In terms of my own involvement, I think I very deliberately put myself in a number of embarrassing and vulnerable situations. I wanted to be as open as I could about my whole range of feelings about eventually choosing to train in witchcraft, and my relationship with my witch-teacher in Massachusetts, and the idea of being affiliated with a coven, and going to meet the coven on a certain date at, like, a castle in New Hampshire. “What is going on? I feel conflicted — how am I supposed to feel here?” And, as a writer, you choose to reveal specific things about yourself to signal to the readers “Hey, I’m exposing myself. There are embarrassing things that you should know about me. Let’s just get them out on the table.” And perhaps not all readers understand how self-aware and deliberate that choice is. That the writer is actively, strategically extending her hand in those moments.

People don’t just exist in one dimension, in your book, whether that’s a mundane dimension or a spiritual dimension — you’re asking them to exist in both. And that makes it so much more stereoscopic.

LJ: Yeah. Well, that question about the revelation of the self is so never-ending, for both of us. I often bring myself into the frame in order to complicate what I’m saying about someone else; almost a way of stopping myself from making an overly simple determination. But part of what I love about the portraits of the people in your book really has to do with that urge toward complexity, that desire to come out and say, at a memorial service, “Here are the ways in which this person was a pain in the ass when they were alive.” Not that you’re making everybody into — I don’t even know how to make that plural — pains in the asses? But we get people in their fullness. Like, we get that this guy was trying to spend time with his six-year-old daughter after he’d split with their mom — we get that vision of him and we get the vision of him in an occult mass. We get your teacher as your witchcraft teacher, and we get a vision of her at home raising her kids. People don’t just exist in one dimension, in your book, whether that’s a mundane dimension or a spiritual dimension — you’re asking them to exist in both. And that makes it so much more stereoscopic.

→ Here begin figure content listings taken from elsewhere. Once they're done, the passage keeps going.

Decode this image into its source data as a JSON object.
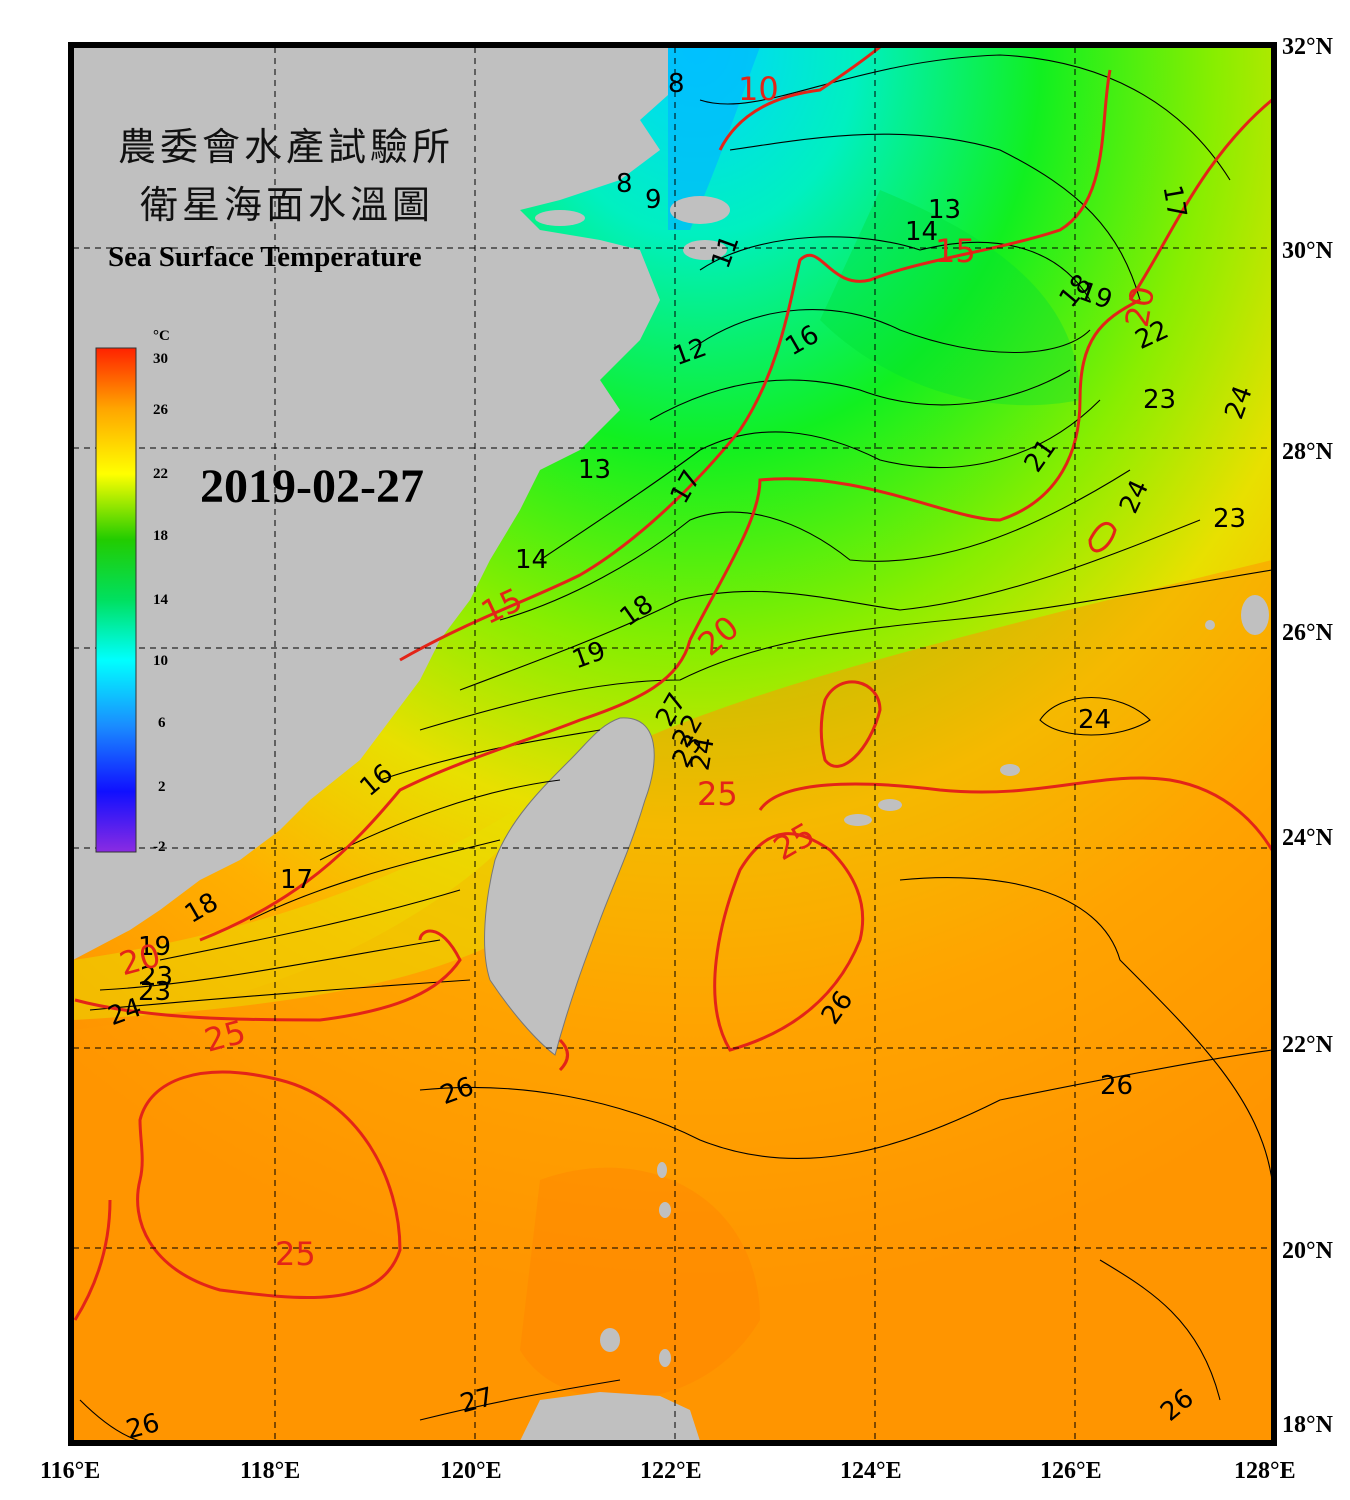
{
  "title": {
    "line1": "農委會水產試驗所",
    "line2": "衛星海面水溫圖",
    "english": "Sea Surface Temperature"
  },
  "date": "2019-02-27",
  "colorbar": {
    "unit": "°C",
    "ticks": [
      "30",
      "26",
      "22",
      "18",
      "14",
      "10",
      "6",
      "2",
      "-2"
    ],
    "range": [
      -2,
      30
    ]
  },
  "longitude_labels": [
    "116°E",
    "118°E",
    "120°E",
    "122°E",
    "124°E",
    "126°E",
    "128°E"
  ],
  "latitude_labels": [
    "32°N",
    "30°N",
    "28°N",
    "26°N",
    "24°N",
    "22°N",
    "20°N",
    "18°N"
  ],
  "contour_labels": {
    "black": [
      "8",
      "8",
      "9",
      "11",
      "12",
      "13",
      "13",
      "14",
      "14",
      "16",
      "16",
      "17",
      "17",
      "17",
      "18",
      "18",
      "18",
      "19",
      "19",
      "19",
      "21",
      "22",
      "23",
      "23",
      "23",
      "24",
      "24",
      "24",
      "24",
      "24",
      "26",
      "26",
      "26",
      "26",
      "26",
      "27",
      "21",
      "22",
      "23"
    ],
    "red": [
      "10",
      "15",
      "15",
      "20",
      "20",
      "20",
      "25",
      "25",
      "25",
      "25"
    ]
  },
  "colors": {
    "land": "#c0c0c0",
    "warm_isotherm": "#e32418",
    "frame": "#000000"
  }
}
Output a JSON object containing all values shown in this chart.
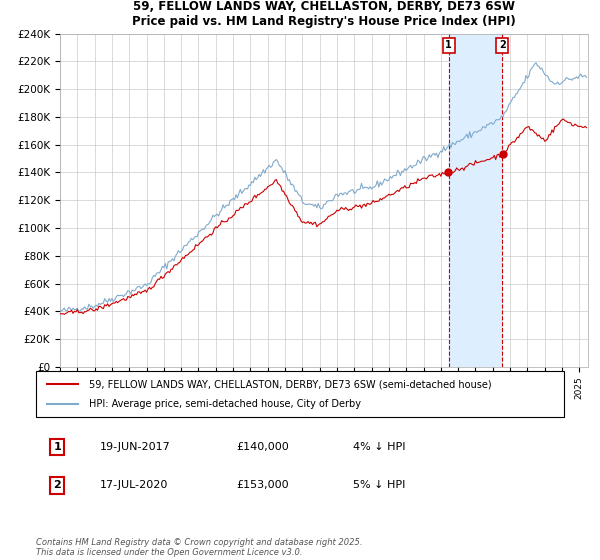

AM: Oh, I like that: stereoscopic. For instance, there’s the moment in which I decide to start training, maybe halfway through the book. I write to Morpheus — because at that point we have this friendship and I feel like I can trust her — and I say, Okay, I guess I want to train in witchcraft. How do you do that in 2012, 2013, whenever it was? And she sends me someone’s email address. And I thought, “What? I email this woman and she becomes my personal Jedi master, my mentor in this secretive, ecstatic Feri witchcraft tradition? Um, okay. Is that disappointing or — ?” But I realized that was a childish reaction. I wanted some sort of fairytale version of things when actual priestesses are sitting at home thinking “I just don’t have time! If you want me to pass on the tradition, let’s be efficient about it. We’ll e-mail. You fill out this form. We’ll schedule a call. And if you make it past the phone call, well, then we can go somewhere with this.” And actually at some point my teacher said, “I want you to know that this is like grad school. So you should be prepared to do some serious reading.” [laughs] And I loved learning to accept the mundane aspects of it all. I mean, that’s life! That’s real. That’s what made it more than a lot of fairytale hocus pocus. This is a living, evolving, religious movement. And, you know, a witch usually still has a job. And she picks up her kids and shops for groceries and plans the ritual for her coven that weekend…

LJ: Yeah, the book ultimately offers both. I mean, we get everything that some part of me, when I started reading it, was hoping for. The naked priestess! The necromancer! All that. But we also get the email exchanges and this process that looks maybe more pragmatic than what we had in mind. The fact that there’s room for all of it is part of what kept surprising me.